Following the White House’s March 13 announcement allowing different agencies to take advantage of telehealth technology to combat the virus, the COVID-19 Policy Alliance released a report with details of specific ways telemedicine can be deployed to deliver immediate value.
Telemedicine allows health care providers to evenly spread out resources, said Roy Schoenberg, alliance member and CEO of telehealth company AmWell.
“We need everybody to take the initiative to both say let's make it so, and we need the initiatives to remove some of the administrative and legislative realities that have been created for a health care system that was built 20 or 30 years ago,” Schoenberg said. “This can be done within a week or ten days in a meaningful way.”
Here are four steps to change the system — along with estimations from the alliance of how long it would take to get such systems up and running:
Implement mass testing without spreading the infection
If someone wants to be tested, the report recommends they must first be triaged through a telemedicine system to determine the appropriateness of the request and to schedule an appointment at a designated site.

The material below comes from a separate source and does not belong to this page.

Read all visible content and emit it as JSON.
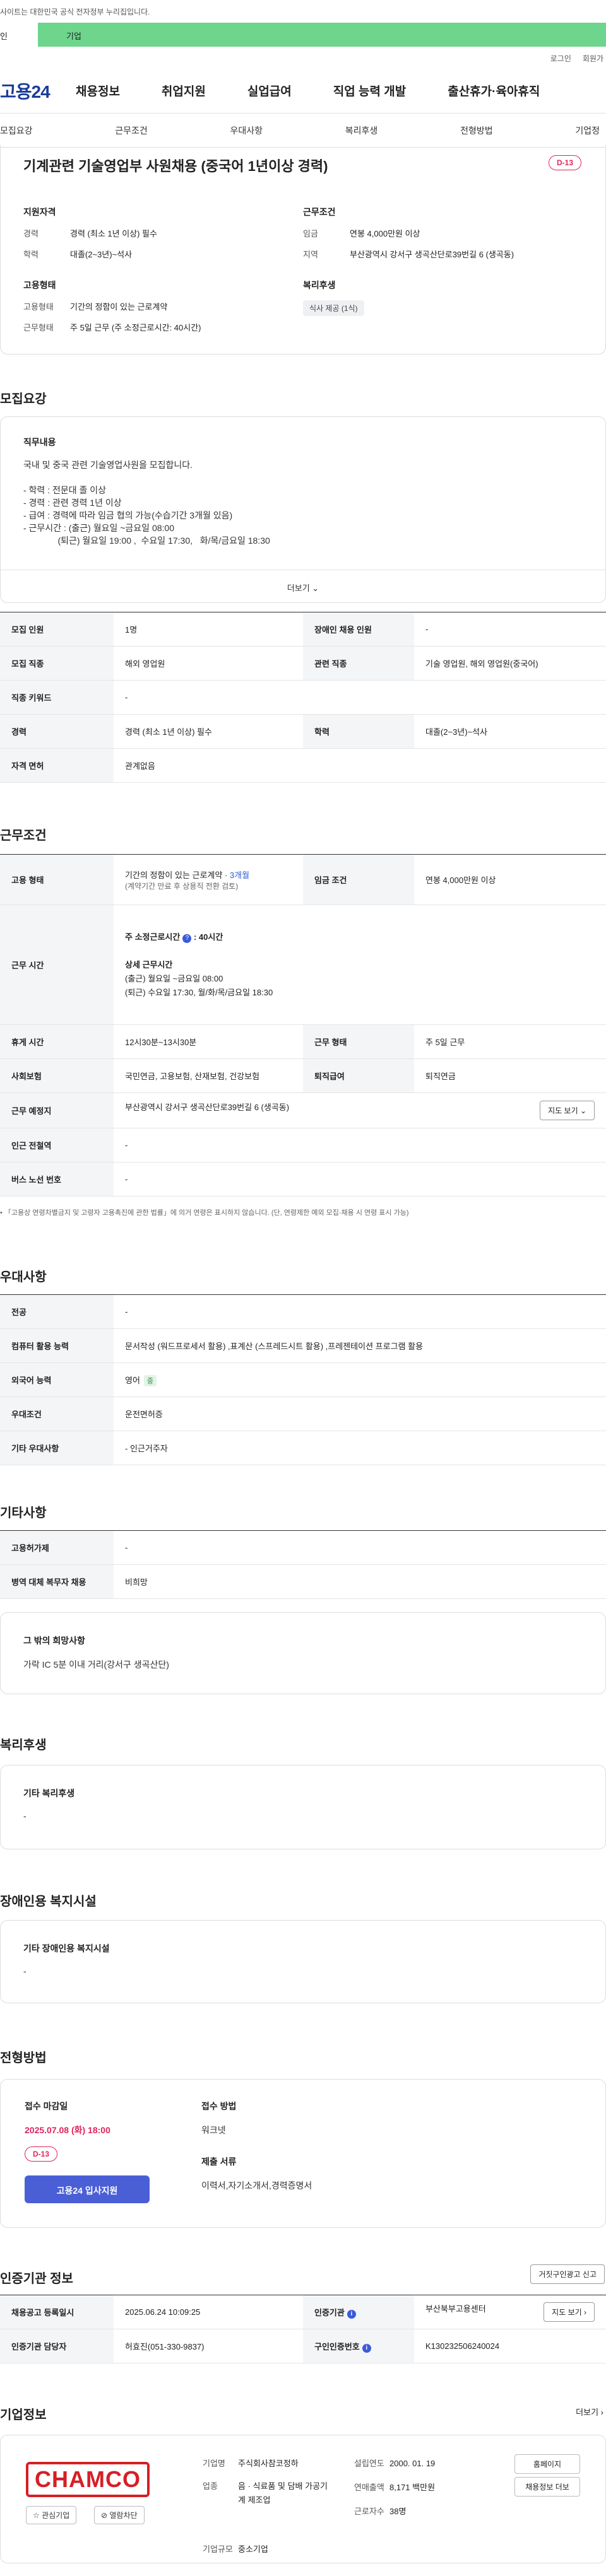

This helps to prevent overcrowding at one testing site over another and reduces the number of calls to 9-1-1 or other local government numbers.
The testing request can be:
- Conducted via phone or a video call.
- Handled by a call center staffer rather than a clinician.

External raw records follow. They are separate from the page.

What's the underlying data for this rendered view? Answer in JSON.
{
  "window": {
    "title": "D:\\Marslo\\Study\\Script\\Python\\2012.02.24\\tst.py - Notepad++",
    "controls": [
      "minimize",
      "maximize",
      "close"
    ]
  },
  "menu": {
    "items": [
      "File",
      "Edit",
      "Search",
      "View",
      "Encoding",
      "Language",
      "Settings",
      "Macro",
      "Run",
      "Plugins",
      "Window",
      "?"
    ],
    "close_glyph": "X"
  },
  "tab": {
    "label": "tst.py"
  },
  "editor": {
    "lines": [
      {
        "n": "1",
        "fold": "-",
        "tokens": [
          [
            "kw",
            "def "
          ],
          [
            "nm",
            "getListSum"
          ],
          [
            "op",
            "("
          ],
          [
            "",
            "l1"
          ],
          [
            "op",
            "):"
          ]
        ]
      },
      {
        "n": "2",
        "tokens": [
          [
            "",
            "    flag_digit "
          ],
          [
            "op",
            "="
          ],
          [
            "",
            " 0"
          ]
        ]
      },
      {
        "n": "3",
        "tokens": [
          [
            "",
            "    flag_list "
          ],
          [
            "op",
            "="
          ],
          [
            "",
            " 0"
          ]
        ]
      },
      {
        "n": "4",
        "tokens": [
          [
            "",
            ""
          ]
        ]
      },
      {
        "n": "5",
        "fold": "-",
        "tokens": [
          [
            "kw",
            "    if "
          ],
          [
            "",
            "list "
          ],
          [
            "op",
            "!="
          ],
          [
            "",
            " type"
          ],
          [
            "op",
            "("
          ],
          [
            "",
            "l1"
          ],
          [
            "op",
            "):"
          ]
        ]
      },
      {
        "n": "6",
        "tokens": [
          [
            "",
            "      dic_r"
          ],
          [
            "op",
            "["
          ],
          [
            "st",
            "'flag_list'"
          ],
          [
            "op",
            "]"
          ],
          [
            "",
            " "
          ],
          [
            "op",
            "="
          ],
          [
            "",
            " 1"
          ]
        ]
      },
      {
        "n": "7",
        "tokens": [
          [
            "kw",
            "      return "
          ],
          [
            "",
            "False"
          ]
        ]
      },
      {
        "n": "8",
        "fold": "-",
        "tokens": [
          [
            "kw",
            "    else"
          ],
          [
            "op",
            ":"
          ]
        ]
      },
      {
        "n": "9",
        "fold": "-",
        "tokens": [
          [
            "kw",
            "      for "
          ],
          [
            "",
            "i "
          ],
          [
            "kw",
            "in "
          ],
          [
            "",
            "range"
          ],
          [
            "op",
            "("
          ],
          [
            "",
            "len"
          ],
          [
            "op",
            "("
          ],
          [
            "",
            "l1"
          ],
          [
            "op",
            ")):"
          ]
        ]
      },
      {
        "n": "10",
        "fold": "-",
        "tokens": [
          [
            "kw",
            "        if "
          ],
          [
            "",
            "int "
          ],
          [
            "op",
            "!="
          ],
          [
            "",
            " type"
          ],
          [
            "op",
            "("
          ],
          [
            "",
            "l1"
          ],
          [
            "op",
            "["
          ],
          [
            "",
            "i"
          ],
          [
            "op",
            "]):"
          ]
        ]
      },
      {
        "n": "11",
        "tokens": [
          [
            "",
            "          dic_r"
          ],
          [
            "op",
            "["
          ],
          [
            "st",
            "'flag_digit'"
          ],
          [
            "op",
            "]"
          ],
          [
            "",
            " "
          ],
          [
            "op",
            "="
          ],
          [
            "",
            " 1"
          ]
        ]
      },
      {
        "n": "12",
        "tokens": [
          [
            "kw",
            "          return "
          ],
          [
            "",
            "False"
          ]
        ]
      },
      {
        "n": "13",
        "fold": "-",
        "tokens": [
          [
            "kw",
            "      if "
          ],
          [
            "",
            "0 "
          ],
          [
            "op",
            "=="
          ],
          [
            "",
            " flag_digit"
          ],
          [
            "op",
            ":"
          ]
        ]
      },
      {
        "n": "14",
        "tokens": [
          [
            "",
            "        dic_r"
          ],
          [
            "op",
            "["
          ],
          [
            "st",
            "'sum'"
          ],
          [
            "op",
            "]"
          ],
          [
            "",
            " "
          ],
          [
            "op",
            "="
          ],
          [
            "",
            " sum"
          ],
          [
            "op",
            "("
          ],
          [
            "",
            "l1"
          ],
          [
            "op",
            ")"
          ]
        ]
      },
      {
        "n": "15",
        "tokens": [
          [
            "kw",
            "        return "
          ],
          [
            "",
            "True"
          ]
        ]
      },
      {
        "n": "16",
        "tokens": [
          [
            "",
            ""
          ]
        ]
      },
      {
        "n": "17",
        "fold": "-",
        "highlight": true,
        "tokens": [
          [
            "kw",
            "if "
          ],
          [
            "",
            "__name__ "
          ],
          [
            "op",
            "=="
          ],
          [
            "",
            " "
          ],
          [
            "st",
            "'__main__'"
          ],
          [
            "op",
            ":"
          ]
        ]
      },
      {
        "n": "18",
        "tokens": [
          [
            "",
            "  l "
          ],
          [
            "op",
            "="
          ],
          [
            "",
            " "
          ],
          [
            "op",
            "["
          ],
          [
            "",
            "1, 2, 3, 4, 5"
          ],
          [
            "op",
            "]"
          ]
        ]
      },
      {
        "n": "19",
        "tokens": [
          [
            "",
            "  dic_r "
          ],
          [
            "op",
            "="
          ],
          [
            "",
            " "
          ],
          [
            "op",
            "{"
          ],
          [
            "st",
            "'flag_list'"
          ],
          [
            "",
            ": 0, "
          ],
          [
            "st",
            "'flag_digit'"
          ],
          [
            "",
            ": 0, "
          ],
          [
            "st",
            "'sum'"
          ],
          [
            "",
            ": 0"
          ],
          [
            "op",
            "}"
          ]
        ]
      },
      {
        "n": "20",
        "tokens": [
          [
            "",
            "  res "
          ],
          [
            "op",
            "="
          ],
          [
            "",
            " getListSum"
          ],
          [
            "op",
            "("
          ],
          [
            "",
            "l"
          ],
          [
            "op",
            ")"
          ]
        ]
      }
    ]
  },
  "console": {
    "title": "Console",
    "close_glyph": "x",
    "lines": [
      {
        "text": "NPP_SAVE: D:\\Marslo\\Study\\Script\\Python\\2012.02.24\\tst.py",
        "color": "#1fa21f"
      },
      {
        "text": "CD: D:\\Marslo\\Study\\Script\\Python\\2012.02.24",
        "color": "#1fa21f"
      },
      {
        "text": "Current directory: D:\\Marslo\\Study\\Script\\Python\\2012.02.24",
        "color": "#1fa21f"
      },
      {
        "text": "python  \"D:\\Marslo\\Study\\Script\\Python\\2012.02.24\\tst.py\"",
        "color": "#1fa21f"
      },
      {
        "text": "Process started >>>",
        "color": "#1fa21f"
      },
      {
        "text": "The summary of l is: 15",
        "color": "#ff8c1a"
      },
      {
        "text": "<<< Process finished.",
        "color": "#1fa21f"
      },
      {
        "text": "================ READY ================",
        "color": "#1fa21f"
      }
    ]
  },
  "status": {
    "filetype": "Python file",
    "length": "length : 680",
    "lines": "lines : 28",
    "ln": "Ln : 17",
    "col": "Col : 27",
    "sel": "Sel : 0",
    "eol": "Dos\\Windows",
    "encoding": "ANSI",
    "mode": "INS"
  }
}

- Used to reassure the person, and inform them of testing wait times.
Timeline: Three days for a basic functioning system.
Prevent hospitals from becoming infected
The report recommends that no walk-ins be allowed even as emergency medical services remain uninterrupted. That means emergencies like heart attacks or strokes can get immediate permission for emergency room access from a remote medical care provider, with a rapid COVID-19 test required. To achieve that goal, the report recommends putting 20-minute tests in ambulances.
Access to the emergency room is only permitted with an appointment after the triage call. The goals are to:
- Direct any potentially infected person away from most hospitals and toward dedicated testing sites.
- Avoid confrontations and potentially violent situations at emergency room entrances.
- Allow medical professionals quarantined or offsite to participate in triage.
Timeline: Four days for a basic functioning system.
Treat thousands of mild case infections
People with mild cases of the coronavirus do need medical attention, but they can recover away from hospitals and clinics. Telemedicine can help regularly reassure these patients that they are OK, and encourage self-monitoring.
Timeline: six days for a basic functioning system.
Prevent disastrous cluster of infections exceeding ICU capacity
High-risk people like those in nursing homes and assisted care facilities should receive ongoing medical attention remotely in their homes and be dissuaded from seeking office visits for routine care.
The report recommends getting these individuals set up with their regular doctor for remote treatment as soon as possible. The same telemedicine platform can be used to help with food and pharmacy deliveries.
Timeline: 6 days for basic functioning system.
Ideally, the report states, these remote solutions would be delivered through a state-level telemedicine system developed in concert with health systems, one or more telehealth companies, pharmacies, delivery and logistics organizations, and law enforcement. State government should provide legislative and budgetary support, and operational planning and coordination.